114. The Enactment of the Parliament Bill, 1911.—The appeal to the country, in December, yielded results all but exactly identical with those of the elections of the previous January. The Government secured a majority of 127, and in the new parliament, which met February 6, the Parliament Bill was reintroduced without alteration. On the ground that the measure had been submitted specifically to the people and had been approved by them, the ministry demanded its early enactment by the two houses. May 15 the bill passed its third reading in the Commons by a vote of 362 to 241. During the committee stage upwards of one thousand amendments were suggested. But the Government stood firm for the instrument as originally drawn and, while it accepted a few incidental changes, in the end it got essentially its own way.

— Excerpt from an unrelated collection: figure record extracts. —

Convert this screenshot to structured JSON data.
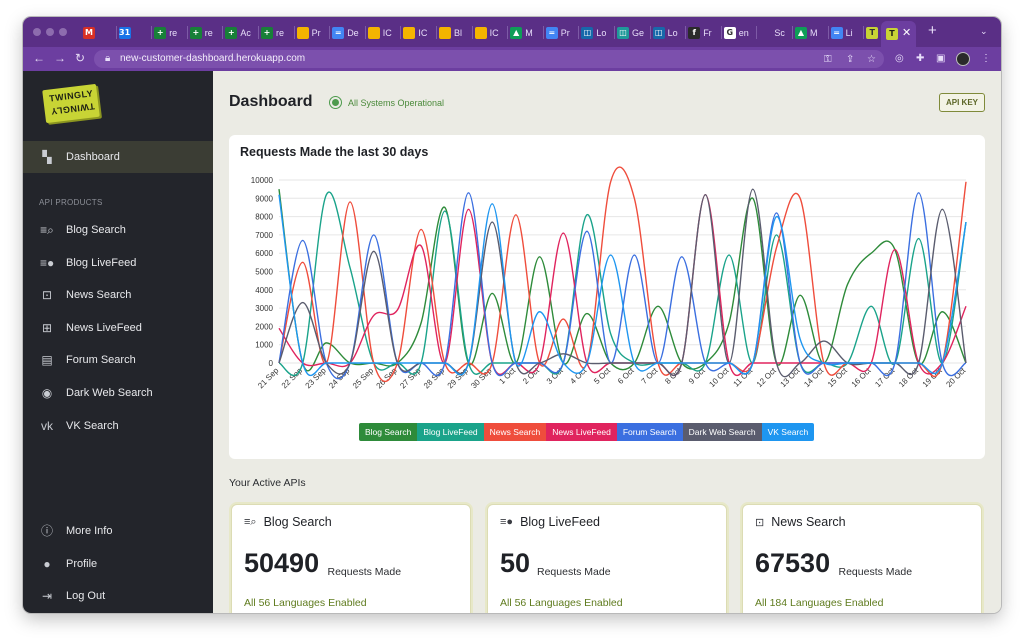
{
  "browser": {
    "tabs": [
      {
        "icon": "gmail-icon",
        "color": "#d93025",
        "glyph": "M",
        "text": ""
      },
      {
        "icon": "calendar-icon",
        "color": "#1a73e8",
        "glyph": "31",
        "text": ""
      },
      {
        "icon": "sheets-icon",
        "color": "#188038",
        "glyph": "+",
        "text": "re"
      },
      {
        "icon": "sheets-icon",
        "color": "#188038",
        "glyph": "+",
        "text": "re"
      },
      {
        "icon": "sheets-icon",
        "color": "#188038",
        "glyph": "+",
        "text": "Ac"
      },
      {
        "icon": "sheets-icon",
        "color": "#188038",
        "glyph": "+",
        "text": "re"
      },
      {
        "icon": "slides-icon",
        "color": "#f4b400",
        "glyph": "",
        "text": "Pr"
      },
      {
        "icon": "docs-icon",
        "color": "#4285f4",
        "glyph": "=",
        "text": "De"
      },
      {
        "icon": "slides-icon",
        "color": "#f4b400",
        "glyph": "",
        "text": "IC"
      },
      {
        "icon": "slides-icon",
        "color": "#f4b400",
        "glyph": "",
        "text": "IC"
      },
      {
        "icon": "slides-icon",
        "color": "#f4b400",
        "glyph": "",
        "text": "Bl"
      },
      {
        "icon": "slides-icon",
        "color": "#f4b400",
        "glyph": "",
        "text": "IC"
      },
      {
        "icon": "drive-icon",
        "color": "#0f9d58",
        "glyph": "▲",
        "text": "M"
      },
      {
        "icon": "docs-icon",
        "color": "#4285f4",
        "glyph": "=",
        "text": "Pr"
      },
      {
        "icon": "loop-icon",
        "color": "#1769aa",
        "glyph": "◫",
        "text": "Lo"
      },
      {
        "icon": "loop-icon",
        "color": "#1f9a9a",
        "glyph": "◫",
        "text": "Ge"
      },
      {
        "icon": "loop-icon",
        "color": "#1769aa",
        "glyph": "◫",
        "text": "Lo"
      },
      {
        "icon": "figma-icon",
        "color": "#2b2b2b",
        "glyph": "f",
        "text": "Fr"
      },
      {
        "icon": "google-icon",
        "color": "#ffffff",
        "glyph": "G",
        "text": "en"
      },
      {
        "icon": "apple-icon",
        "color": "#5a2f86",
        "glyph": "",
        "text": "Sc"
      },
      {
        "icon": "drive-icon",
        "color": "#0f9d58",
        "glyph": "▲",
        "text": "M"
      },
      {
        "icon": "docs-icon",
        "color": "#4285f4",
        "glyph": "=",
        "text": "Li"
      },
      {
        "icon": "twingly-icon",
        "color": "#c8d435",
        "glyph": "T",
        "text": "Tv"
      }
    ],
    "active_tab_icon": "twingly-icon",
    "url": "new-customer-dashboard.herokuapp.com"
  },
  "sidebar": {
    "logo_top": "TWINGLY",
    "logo_bottom": "TWINGLY",
    "dashboard_label": "Dashboard",
    "section_title": "API PRODUCTS",
    "products": [
      {
        "label": "Blog Search",
        "icon": "blog-search-icon",
        "glyph": "≡⌕"
      },
      {
        "label": "Blog LiveFeed",
        "icon": "blog-livefeed-icon",
        "glyph": "≡●"
      },
      {
        "label": "News Search",
        "icon": "news-search-icon",
        "glyph": "⊡"
      },
      {
        "label": "News LiveFeed",
        "icon": "news-livefeed-icon",
        "glyph": "⊞"
      },
      {
        "label": "Forum Search",
        "icon": "forum-search-icon",
        "glyph": "▤"
      },
      {
        "label": "Dark Web Search",
        "icon": "dark-web-search-icon",
        "glyph": "◉"
      },
      {
        "label": "VK Search",
        "icon": "vk-icon",
        "glyph": "vk"
      }
    ],
    "footer": [
      {
        "label": "More Info",
        "icon": "info-icon",
        "glyph": "ⓘ"
      },
      {
        "label": "Profile",
        "icon": "profile-icon",
        "glyph": "●"
      },
      {
        "label": "Log Out",
        "icon": "logout-icon",
        "glyph": "⇥"
      }
    ]
  },
  "header": {
    "title": "Dashboard",
    "status": "All Systems Operational",
    "api_key_button": "API KEY"
  },
  "chart_data": {
    "type": "line",
    "title": "Requests Made the last 30 days",
    "xlabel": "",
    "ylabel": "",
    "ylim": [
      0,
      10000
    ],
    "yticks": [
      0,
      1000,
      2000,
      3000,
      4000,
      5000,
      6000,
      7000,
      8000,
      9000,
      10000
    ],
    "grid": true,
    "legend_position": "bottom",
    "categories": [
      "21 Sep",
      "22 Sep",
      "23 Sep",
      "24 Sep",
      "25 Sep",
      "26 Sep",
      "27 Sep",
      "28 Sep",
      "29 Sep",
      "30 Sep",
      "1 Oct",
      "2 Oct",
      "3 Oct",
      "4 Oct",
      "5 Oct",
      "6 Oct",
      "7 Oct",
      "8 Oct",
      "9 Oct",
      "10 Oct",
      "11 Oct",
      "12 Oct",
      "13 Oct",
      "14 Oct",
      "15 Oct",
      "16 Oct",
      "17 Oct",
      "18 Oct",
      "19 Oct",
      "20 Oct"
    ],
    "series": [
      {
        "name": "Blog Search",
        "color": "#2e8b3a",
        "values": [
          9500,
          0,
          1100,
          0,
          0,
          0,
          2200,
          8500,
          0,
          3800,
          0,
          5800,
          0,
          2700,
          0,
          0,
          3100,
          0,
          0,
          2200,
          9000,
          0,
          3700,
          0,
          4300,
          6000,
          6200,
          0,
          2800,
          0
        ]
      },
      {
        "name": "Blog LiveFeed",
        "color": "#1aa38a",
        "values": [
          0,
          0,
          9200,
          5200,
          0,
          0,
          0,
          8300,
          0,
          0,
          0,
          0,
          0,
          8100,
          1600,
          0,
          0,
          0,
          0,
          5900,
          0,
          7000,
          0,
          0,
          0,
          3100,
          0,
          6800,
          0,
          7700
        ]
      },
      {
        "name": "News Search",
        "color": "#ef4d3c",
        "values": [
          0,
          5500,
          0,
          8800,
          0,
          0,
          7300,
          0,
          0,
          0,
          8100,
          0,
          2400,
          0,
          9900,
          9000,
          0,
          0,
          0,
          0,
          0,
          6300,
          9000,
          0,
          0,
          0,
          0,
          0,
          0,
          9900
        ]
      },
      {
        "name": "News LiveFeed",
        "color": "#e0245e",
        "values": [
          1900,
          0,
          0,
          0,
          2600,
          2900,
          6400,
          0,
          8400,
          0,
          0,
          0,
          7100,
          0,
          0,
          0,
          0,
          0,
          9200,
          0,
          0,
          0,
          0,
          0,
          0,
          0,
          6200,
          0,
          0,
          3100
        ]
      },
      {
        "name": "Forum Search",
        "color": "#3b6fe0",
        "values": [
          0,
          6700,
          0,
          0,
          7000,
          0,
          0,
          0,
          9300,
          0,
          0,
          0,
          0,
          7200,
          0,
          5900,
          0,
          5800,
          0,
          0,
          0,
          8200,
          0,
          0,
          0,
          0,
          0,
          9300,
          0,
          0
        ]
      },
      {
        "name": "Dark Web Search",
        "color": "#5a5c6e",
        "values": [
          0,
          3300,
          0,
          0,
          6100,
          0,
          0,
          0,
          0,
          7700,
          0,
          0,
          500,
          0,
          0,
          0,
          0,
          0,
          9200,
          0,
          9500,
          0,
          0,
          1200,
          0,
          0,
          0,
          0,
          8400,
          0
        ]
      },
      {
        "name": "VK Search",
        "color": "#1e96f0",
        "values": [
          9200,
          0,
          0,
          0,
          0,
          0,
          0,
          0,
          0,
          8700,
          0,
          2800,
          0,
          0,
          5900,
          0,
          0,
          0,
          0,
          0,
          0,
          8000,
          1300,
          0,
          0,
          0,
          0,
          0,
          0,
          7700
        ]
      }
    ]
  },
  "active_apis": {
    "section_title": "Your Active APIs",
    "cards": [
      {
        "title": "Blog Search",
        "icon": "blog-search-icon",
        "glyph": "≡⌕",
        "count": "50490",
        "count_label": "Requests Made",
        "languages": "All 56 Languages Enabled"
      },
      {
        "title": "Blog LiveFeed",
        "icon": "blog-livefeed-icon",
        "glyph": "≡●",
        "count": "50",
        "count_label": "Requests Made",
        "languages": "All 56 Languages Enabled"
      },
      {
        "title": "News Search",
        "icon": "news-search-icon",
        "glyph": "⊡",
        "count": "67530",
        "count_label": "Requests Made",
        "languages": "All 184 Languages Enabled"
      }
    ]
  }
}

Meanwhile, early in May, Lord Lansdowne introduced in the upper chamber a comprehensive bill which put in form for legislation the programme of reconstruction to which the more moderate elements in that chamber were ready, under the circumstances, to subscribe. The Lansdowne Reconstruction Bill proposed, at the outset, a reduction of the membership of the chamber to 350. Princes of the blood and the two archbishops should retain membership, but the number of bishops entitled to sit should be reduced to five, these to be chosen triennially by the whole body of higher prelates upon the principle of proportional representation. The remainder of the membership should comprise lords of parliament, as follows: (1) 100 elected from the peers possessing carefully stipulated qualifications, for a term of twelve years, on the principle of proportional representation, by the whole body of hereditary peers (including the Scotch and Irish), one-fourth of the number retiring triennially; (2) 120 members chosen by electoral colleges composed of members of the House of Commons divided for the purpose into local groups, each returning from three to twelve, under conditions of tenure similar to those prevailing in the first class; and (3) 100 appointed, from the peerage or outside, by the crown on nomination by the premier, with regard to the strength of parties in the House of Commons, and under the before-mentioned conditions of tenure. It was stipulated, further, that peers not sitting in the House of Lords should be eligible for election to the House of Commons, and that, except in event of the "indispensable" elevation of a cabinet minister or ex-minister to the peerage, it should be unlawful for the crown to confer the dignity of an hereditary peerage upon more than five persons during the course of any single year.
This body of proposals, it will be observed, related exclusively to the composition of the upper chamber. The Liberal leaders preferred to approach the problem from the other side and to assure the preponderance of the Commons by the imposition of positive restrictions upon the powers which the Lords, under given conditions, might exercise. Lord Lansdowne's bill—sadly characterized by its author as the "deathblow to the House of Lords, as many of us have known it for so long"—came too late, and the chamber, after allowing it to be read a second time without division, was constrained to drop it for the Government's measure. July 20 the Parliament Bill, amended in such a manner as to exclude from its operation legislation affecting the constitution and other matters of "great gravity," was adopted without division. The proposed amendments were highly objectionable to the Liberals and, relying upon an understanding entered into with the king during the previous November relative to the creation of peers favorable to the Government's programme, the ministry let it be understood that no compromise upon essentials could be considered.[158]